Die Dekaloggebote (s. Reader, Nr. 8e) gelten als Teile der Schriftlichen Torah, ohne Sonderstatus, um eine Abwertung andere Torahinhalte zu vermeiden.45 Manchmal wurde der Dekalog allerdings auch als Inbegriff der Torah dargestellt, oder es wurde versucht, alle Torahgesetze aus ihm abzuleiten bzw. die gesetzliche Tradition anhand der Zehn Gebote zu ordnen. Auch eine gewisse Einwirkung der hohen Wertung in der christlichen Umwelt ist festzustellen,46 aber nur im Reformjudentum ist es zu einer besonderen Hervorhebung des Dekalogs gekommen.47 Die beiden ersten Dekalogverbote, das Verbot der Verehrung anderer Gottheiten und das Bilderverbot,48 haben für die jüdische Religion allerdings grundsätzliche Bedeutung und die beiden Dekalogtafeln wurden zu einem geläufigen Bildsymbol für die Torah.

Den Gott Israels als den einzigen Gott zu bekennen, die Torah als ewig geltende Offenbarung zu bewahren und sie zu praktizieren, und sich von allem abzugrenzen, was mit Fremdkult bzw. Götzendienst zu tun hat, sind die Hauptanliegen dieses Gesetzes (s. Reader, Nr. 10). Die jüdische Tradition sieht aber in der Sinaiszene keinen Glaubensinhalt, sondern ein durch alle damals anwesenden Israeliten (600.000) bezeugtes historisches Faktum.
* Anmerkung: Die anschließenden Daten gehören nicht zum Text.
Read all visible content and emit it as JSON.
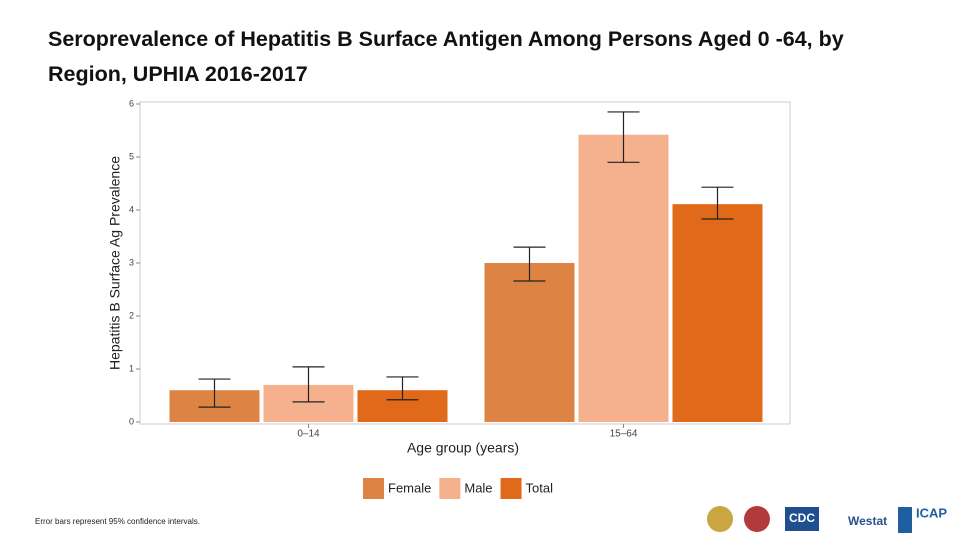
{
  "chart_data": {
    "type": "bar",
    "title": "Seroprevalence of Hepatitis B Surface Antigen Among Persons Aged 0 -64, by Region, UPHIA 2016-2017",
    "x_label": "Age group (years)",
    "y_label": "Hepatitis B Surface Ag Prevalence",
    "categories": [
      "0–14",
      "15–64"
    ],
    "series": [
      {
        "name": "Female",
        "color": "#dd8444",
        "values": [
          0.6,
          3.0
        ],
        "lower": [
          0.28,
          2.66
        ],
        "upper": [
          0.81,
          3.3
        ]
      },
      {
        "name": "Male",
        "color": "#f5b08e",
        "values": [
          0.7,
          5.42
        ],
        "lower": [
          0.38,
          4.9
        ],
        "upper": [
          1.04,
          5.85
        ]
      },
      {
        "name": "Total",
        "color": "#e0691a",
        "values": [
          0.6,
          4.11
        ],
        "lower": [
          0.42,
          3.83
        ],
        "upper": [
          0.85,
          4.43
        ]
      }
    ],
    "ylim": [
      0,
      6
    ],
    "yticks": [
      0,
      1,
      2,
      3,
      4,
      5,
      6
    ],
    "grid": false,
    "legend": "bottom",
    "note": "Error bars represent 95% confidence intervals."
  },
  "logos": [
    "CDC",
    "Westat",
    "ICAP"
  ]
}
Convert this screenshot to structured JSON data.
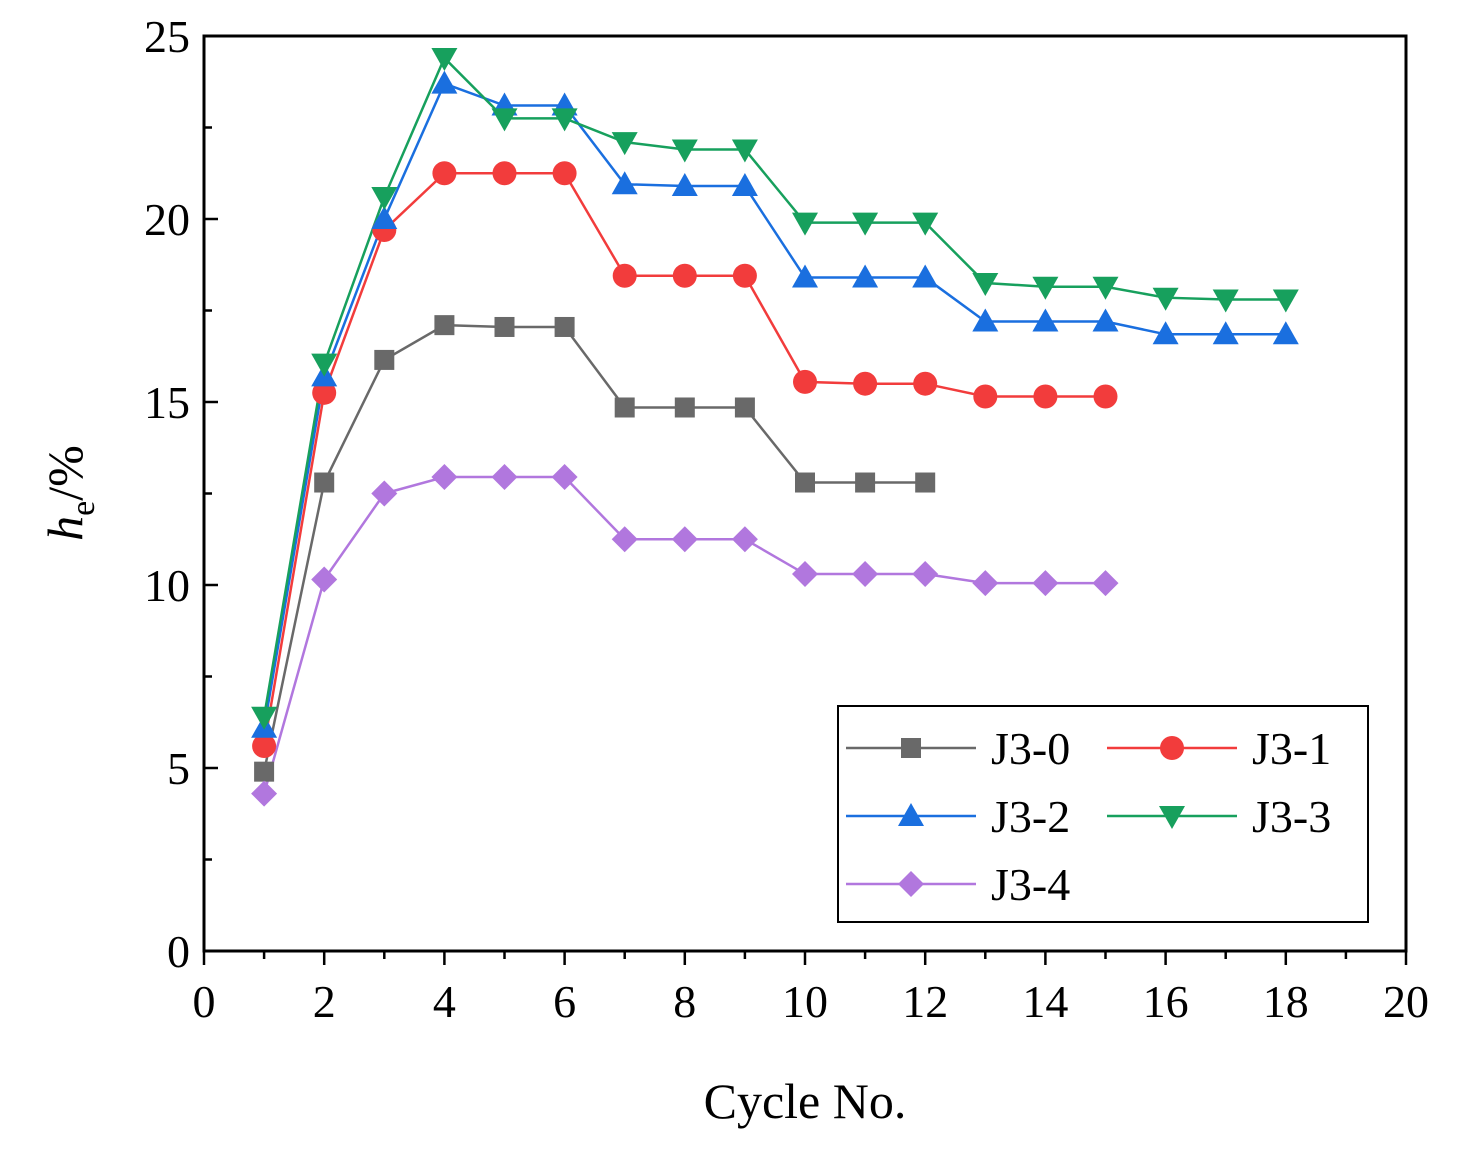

Der Levi-Nachkomme Mose tritt in einer dreifachen Funktion in Erscheinung: (1.) als Torah-Offenbarer/Gesetzgeber, und in dieser Rolle wird ihm unmittelbare göttliche Offenbarung zuteil, während normale Propheten nur vermittelte Offenbarungen empfangen; (2.) Als Kultgründer (Priester), und (3.) als militärisch-politischer Anführer Israels. Noch zu Lebzeiten verteilt Mose diese Aufgaben für die Zukunft auf mehrere Instanzen. Sein Bruder Aaron wird zum Priester geweiht und seine Nachkommen erhalten mit der Kultgründung die priesterliche Funktion als erbliche Aufgabe zugeteilt; die anderen Levi-Nachkommen dienen als Leviten in kultischen und staatlichen administrativen Funktionen. Wie schon anhand der Figuren des Melchizedek (Gen 14,18–20) und des Jakobsohnes Levi vorgezeichnet, ist diese Kultdienerschaft als Institution urzeitlich und himmlisch verankert. Sie überdauert daher Heiligtumszerstörungen und steht auch heute noch für einen dritten Tempel und eine Wiederaufnahme des Kultbetriebes bereit.49

Josua übernimmt die politisch-militärische Führungsrolle, und auch die Torah-Offenbarerfunktion wird zunächst für diese – sozusagen staatliche – Seite in Konkurrenz zur priesterlichen beansprucht. Im Mittelalter wurden die drei Funktionen als die des Propheten, Philosophen und Staatsmannes definiert. Hinter diesen Funktionen tritt Mose als Person eher zurück.50

Mit Ex 32 wird zwischen der Herabkunft des Mose vom Berg und der Übermittlung der (ersten) Dekalogtafeln und der Torah an Israel die Episode vom goldenen Kalb eingeschoben, die auslegungsgeschichtlich und theologisch eine enorme Nachwirkung hatte, auch in der christlich-jüdischen Auseinandersetzung.51 Dieses Versagen des ungeduldigen Volkes und sogar Aarons wurde als Ursache für nicht angemessenes Funktionieren der religiös-kultischen Institutionen verstanden und auch andere negative Konsequenzen wurden damit begründet. Nur die Autorität des Mose und das Eingreifen seiner levitischen Gefolgsleute haben eine Katastrophe am Sinai verhindert.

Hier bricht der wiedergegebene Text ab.